Chapter 17 - Work continues

Working trials training seems to occupy us more and more, both in a physical sense and also in our mindset, so the show scene in 2009 was again a bit on the back burner. The trouble with working trials, at least the way we go about it, is that there are relatively few actual events that we go to, so that it seems as though not much is happening, but like the swan, there is a lot going on out of the public gaze. Crufts had us with only dear old Limerick with us. She did her bit by winning veteran bitch, and enjoyed her day being the solo dog for a change. A large part of the rest of the year was taken up with puppies and their mothers’ recovery form the process, so we came to the club show with a degree of freshness and anticipation.

Once again, the club, I hope deliberately, had a judge who gave us a super day, and I am not talking about winning prizes. When you go to “big” shows, it often feels as though the judge hasn’t a lot of interest in the breed, but I think it is fair to say that unfailingly, the club show has been blessed by judges who have cared for the exhibitors and their exhibits, and it makes such a difference.

As for results, Orchid was reserve best bitch for the third year in succession… always the bridesmaid….but we were absolutely thrilled when Harvey (Pines Hapi), from the “Egyptian” litter, took BiS at 21 months old. He had had a few “issues” at Crufts, so this was particularly satisfying for his owners, Susi & John. Away from the ring, he has taken to Schutzhund work like the proverbial duck to water, it is so good to see these dogs fulfilling their potential.

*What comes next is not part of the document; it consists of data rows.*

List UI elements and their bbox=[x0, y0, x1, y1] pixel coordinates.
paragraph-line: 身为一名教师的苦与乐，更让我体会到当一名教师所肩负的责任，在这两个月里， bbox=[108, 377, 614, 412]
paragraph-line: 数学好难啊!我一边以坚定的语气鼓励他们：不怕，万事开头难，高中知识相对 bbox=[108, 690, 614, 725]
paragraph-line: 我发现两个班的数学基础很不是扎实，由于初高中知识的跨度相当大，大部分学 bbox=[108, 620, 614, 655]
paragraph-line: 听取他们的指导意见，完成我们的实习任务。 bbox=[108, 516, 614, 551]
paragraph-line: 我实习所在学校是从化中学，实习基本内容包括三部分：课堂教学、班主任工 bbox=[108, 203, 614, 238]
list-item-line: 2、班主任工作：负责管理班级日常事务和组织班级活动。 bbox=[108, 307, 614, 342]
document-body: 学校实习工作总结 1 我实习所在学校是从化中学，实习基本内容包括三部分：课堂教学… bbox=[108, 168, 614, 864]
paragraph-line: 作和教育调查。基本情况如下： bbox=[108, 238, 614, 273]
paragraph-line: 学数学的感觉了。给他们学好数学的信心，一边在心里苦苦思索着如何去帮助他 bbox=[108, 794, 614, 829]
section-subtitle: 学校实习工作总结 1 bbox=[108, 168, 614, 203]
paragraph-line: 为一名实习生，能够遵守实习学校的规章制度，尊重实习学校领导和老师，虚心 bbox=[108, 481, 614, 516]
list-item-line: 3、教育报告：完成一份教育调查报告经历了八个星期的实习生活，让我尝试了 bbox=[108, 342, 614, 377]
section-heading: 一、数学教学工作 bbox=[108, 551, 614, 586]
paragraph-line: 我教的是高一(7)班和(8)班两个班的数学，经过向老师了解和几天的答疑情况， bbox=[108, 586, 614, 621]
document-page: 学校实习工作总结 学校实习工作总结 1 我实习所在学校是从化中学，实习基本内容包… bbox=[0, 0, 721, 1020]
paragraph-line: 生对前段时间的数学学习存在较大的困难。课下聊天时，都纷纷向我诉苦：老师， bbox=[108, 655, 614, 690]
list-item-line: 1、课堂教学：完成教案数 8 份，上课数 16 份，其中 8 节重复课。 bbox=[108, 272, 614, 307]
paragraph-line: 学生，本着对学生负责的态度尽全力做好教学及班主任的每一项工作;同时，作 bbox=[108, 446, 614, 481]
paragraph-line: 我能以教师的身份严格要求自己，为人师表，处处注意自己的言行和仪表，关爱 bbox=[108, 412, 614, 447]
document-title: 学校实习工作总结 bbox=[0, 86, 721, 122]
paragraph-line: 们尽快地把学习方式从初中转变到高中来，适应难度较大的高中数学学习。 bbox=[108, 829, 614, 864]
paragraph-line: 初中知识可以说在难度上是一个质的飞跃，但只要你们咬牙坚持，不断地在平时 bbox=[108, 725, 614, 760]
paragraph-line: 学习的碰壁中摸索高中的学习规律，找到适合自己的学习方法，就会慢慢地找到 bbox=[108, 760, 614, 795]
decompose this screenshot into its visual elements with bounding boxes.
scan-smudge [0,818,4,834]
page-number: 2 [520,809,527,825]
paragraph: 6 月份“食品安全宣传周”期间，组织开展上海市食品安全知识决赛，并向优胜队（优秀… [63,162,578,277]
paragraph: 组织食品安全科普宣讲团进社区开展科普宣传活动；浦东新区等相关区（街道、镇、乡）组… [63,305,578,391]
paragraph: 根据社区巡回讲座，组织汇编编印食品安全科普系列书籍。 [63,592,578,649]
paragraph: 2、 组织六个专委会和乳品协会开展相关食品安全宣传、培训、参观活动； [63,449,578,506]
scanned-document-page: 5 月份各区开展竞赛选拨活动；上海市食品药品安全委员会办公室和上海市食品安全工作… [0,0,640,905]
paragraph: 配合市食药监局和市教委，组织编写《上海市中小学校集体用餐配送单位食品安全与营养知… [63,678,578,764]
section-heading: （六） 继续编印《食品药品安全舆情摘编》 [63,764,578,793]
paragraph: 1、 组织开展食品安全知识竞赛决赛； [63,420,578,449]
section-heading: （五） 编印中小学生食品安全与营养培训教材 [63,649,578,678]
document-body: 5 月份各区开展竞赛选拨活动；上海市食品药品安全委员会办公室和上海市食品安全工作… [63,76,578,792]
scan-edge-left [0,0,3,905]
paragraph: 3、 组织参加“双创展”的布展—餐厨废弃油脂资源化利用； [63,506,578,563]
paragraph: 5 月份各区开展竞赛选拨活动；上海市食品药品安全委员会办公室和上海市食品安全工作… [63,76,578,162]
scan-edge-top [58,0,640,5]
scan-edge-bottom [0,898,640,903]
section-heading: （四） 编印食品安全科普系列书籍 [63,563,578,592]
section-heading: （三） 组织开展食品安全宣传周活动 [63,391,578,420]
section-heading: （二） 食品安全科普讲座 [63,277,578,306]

There were a couple of other shows of note at the tail end of the year. Firstly, Acorn and her brother Isa made their debuts at Midland Counties in the “not separately classified” classes, and both came away with reserve best of sex, apparently wonderful wins for puppies, but it did help that there were only 5 dogs in the competition. Acorn did beat her brother for best puppy, though.

The other show to mention was Working Breeds of Scotland, which Elaine judged. This involved a stay away, an early morning flight, and a long wait for a ring to judge in, some shopping and sightseeing in Edinburgh and very intermittent lights in the hall. The trouble with judging is that there is only one winner ultimately, so not everyone went home happy…but we did.

As a finale to the year, Whistle got her open UD qualification on a cold and stormy day in November in Devon. The culmination of her work was a 10 minute down stay “out of sight” (the handler), which, against all our expectations, with the wind blowing a gale and the rain lashing, she achieved. Since Mercedes died, Whistle has lost a lot of her confidence, and this was probably the ultimate test for her. It is hard to describe the joy with which that test finished.

The next stage for Whistle is Championship UD, the same tests as for open, but greater precision is required, so the marking is perhaps a little harsher. So far in 2010, we have tried to achieve the standard twice, at Tewkesbury and our favourite Upottery, just missing out both times. At the first trial, although Whistle got enough overall marks, she totally missed out on her sendaway, as she couldn’t make out a target to go for, and agonisingly at the second trial, she was short by three-quarters of a mark (in 200), having messed up her heelwork, of all things (the sendaway wasn’t too good either!). Journeys home on those days were unhappy affairs, but soon enough, training is resumed for the next attempt.

On the showing front, at Crufts we were very proud to watch DJ go BoB and then rush to catch the group in the big ring, but the “home” girls fared rather less well. They did however do their bit, meeting the public at “Discover Dogs”. This event can test the dogs’ temperaments and stamina, but it is an excellent way for the breed to be looked at by a general public that would not otherwise know a Hovawart from a bar of soap. By and large, the girls have always rather enjoyed the attention they get, but inevitably they are very inactive on the following day.

Elaine continued to prioritise the working trial competitions, so it came about that a residential training weekend clashed with Welsh Working Breeds championship show. At the time, our dearly beloved blue van (over 200K miles on the clock) was undergoing major surgery in the local garage, and hors-de-combat for the duration, but with careful planning and nifty map-reading (we don’t entirely trust the SatNav, to be honest!) it proved possible for John to drop Elaine, Whistle and Acorn at the training “camp”, dash to Builth Wells for the show, and get back in time for the bought-in fish and chips at the training venue.

Actually, it would have worked very easily but for the fact that, despite John’s inadequacies as a handler, Orchid was awarded BoB, and was honour-bound to stay for the group. She carried on the good work at Birmingham National, winning BoS, with Acorn winning the junior class into the bargain.